当绘制使用ggplot中数据子集的图层时,因子级别的原始顺序在图例中会发生变化

Sco*_*ott 11 plot r ggplot2

我试图控制ggplot2R 中的图中的图例中的项目的顺序.我查找了一些其他类似的问题,并发现了关于改变我正在绘制的因子变量的级别的顺序.我正在绘制4个月,12月,1月,7月和6月的数据.

如果我只是为所有月份执行一个绘图命令,它按预期工作,图例中按照因子级别的顺序排列的月份.但是,我需要dodge为夏季(6月和7月)和冬季(12月和1月)数据提供不同的值.我用两个geom_pointrange命令做到这一点.当我将其分为两步时,图例的顺序将恢复为按字母顺序排列.您可以通过评论"情节夏天"或"情节冬天"命令来演示.

我可以更改什么来保持图例中的因子级别顺序?

请忽略奇怪的测试数据 - 真实数据在此绘图格式中看起来很好.

#testdata
hour <- rep(seq(from=1,to=24,by=1),4)
avg_hou <- sample(seq(0,0.5,0.001),96,replace=TRUE)
lower_ci <- avg_hou - sample(seq(0,0.05,0.001),96,replace=TRUE)
upper_ci <- avg_hou + sample(seq(0,0.05,0.001),96,replace=TRUE)
Month <- c(rep("December",24), rep("January",24), rep("June",24), rep("July",24))

testdata <- data.frame(Month,hour,avg_hou,lower_ci,upper_ci)
testdata$Month <- factor(alldata$Month,levels=c("June", "July", "December","January"))

#basic plot setup
plotx <- ggplot(testdata, aes(x = hour, y = avg_hou, ymin = lower_ci, ymax = upper_ci, color = Month, shape = Month))
plotx <- plotx + scale_color_manual(values = c("June" = "#FDB863", "July" = "#E66101",  "December" = "#92C5DE", "January" = "#0571B0"))

#plot summer
plotx  <- plotx + geom_pointrange(data = testdata[testdata$Month == "June" | testdata$Month == "July",], size = 1, position=position_dodge(width=0.3)) 
#plot winter
plotx  <- plotx + geom_pointrange(data = testdata[testdata$Month == "December" | testdata$Month == "January",], size = 1, position=position_dodge(width=0.6))

print(plotx)
Run Code Online (Sandbox Code Playgroud)

Hen*_*rik 13

一种可能性是在图中添加a geom_blank作为第一层.来自?geom_blank:"空白的geom什么都没有,但可以成为确保不同地块之间共同尺度的有用方法." 我们告诉geom_blank图层使用整个数据集.因此,该层设置了一个比例,其中包括正确排序的所有级别的"月".然后添加两个层geom_pointrange,每个层使用数据的子集.

在这种特殊情况下,这可能是一种品味问题,但我倾向于在使用之前准备好数据集ggplot.

df_sum <- testdata[testdata$Month %in% c("June", "July"), ]
df_win <- testdata[testdata$Month %in% c("December", "January"), ]
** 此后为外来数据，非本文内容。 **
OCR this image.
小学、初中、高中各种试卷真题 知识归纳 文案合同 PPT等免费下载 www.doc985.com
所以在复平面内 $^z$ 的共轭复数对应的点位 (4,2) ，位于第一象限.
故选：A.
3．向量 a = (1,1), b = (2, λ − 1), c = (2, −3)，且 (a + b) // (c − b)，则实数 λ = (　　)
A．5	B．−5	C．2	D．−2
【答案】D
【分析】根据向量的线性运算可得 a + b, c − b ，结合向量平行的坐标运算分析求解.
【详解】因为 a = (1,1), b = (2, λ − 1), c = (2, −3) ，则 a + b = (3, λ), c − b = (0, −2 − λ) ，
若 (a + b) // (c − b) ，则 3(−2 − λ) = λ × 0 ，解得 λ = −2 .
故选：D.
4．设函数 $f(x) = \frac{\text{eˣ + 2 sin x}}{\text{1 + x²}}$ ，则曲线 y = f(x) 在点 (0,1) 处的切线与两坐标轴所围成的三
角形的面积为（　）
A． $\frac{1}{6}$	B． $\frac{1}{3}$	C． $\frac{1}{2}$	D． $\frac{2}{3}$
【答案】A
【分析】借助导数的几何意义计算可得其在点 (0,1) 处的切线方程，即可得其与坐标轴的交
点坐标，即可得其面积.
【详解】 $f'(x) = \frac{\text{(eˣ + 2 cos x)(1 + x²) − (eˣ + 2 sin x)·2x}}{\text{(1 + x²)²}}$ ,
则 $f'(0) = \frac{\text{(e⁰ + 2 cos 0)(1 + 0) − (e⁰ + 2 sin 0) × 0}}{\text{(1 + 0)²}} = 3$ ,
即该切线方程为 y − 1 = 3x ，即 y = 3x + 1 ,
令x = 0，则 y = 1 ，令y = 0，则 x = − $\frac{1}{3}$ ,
ggplot(data = testdata, aes(x = hour, y = avg_hou, ymin = lower_ci, ymax = upper_ci,
       color = Month, shape = Month)) +
  geom_blank() +
  geom_pointrange(data = df_sum, size = 1, position = position_dodge(width = 0.3)) +
  geom_pointrange(data = df_win, size = 1, position = position_dodge(width = 0.6)) +
  scale_color_manual(values = c("June" = "#FDB863", "July" = "#E66101",
                     "December" = "#92C5DE", "January" = "#0571B0"))
Run Code Online (Sandbox Code Playgroud)

在此输入图像描述


jlh*_*ard 2

考虑“闪避”的另一种方式是作为基于组(在本例中为月份)的 x 值的偏移量。因此,如果我们根据月份向原始数据添加闪避(x 偏移)列:

# your original sample data
# note the use of set.seed(...) so "random" data is reproducible
set.seed(1)
hour     <- rep(seq(from=1,to=24,by=1),4)
avg_hou  <- sample(seq(0,0.5,0.001),96,replace=TRUE)
lower_ci <- avg_hou - sample(seq(0,0.05,0.001),96,replace=TRUE)
upper_ci <- avg_hou + sample(seq(0,0.05,0.001),96,replace=TRUE)
Month    <- c(rep("December",24), rep("January",24), rep("June",24), rep("July",24))
testdata       <- data.frame(Month,hour,avg_hou,lower_ci,upper_ci)
testdata$Month <- factor(testdata$Month,levels=c("June", "July", "December","January"))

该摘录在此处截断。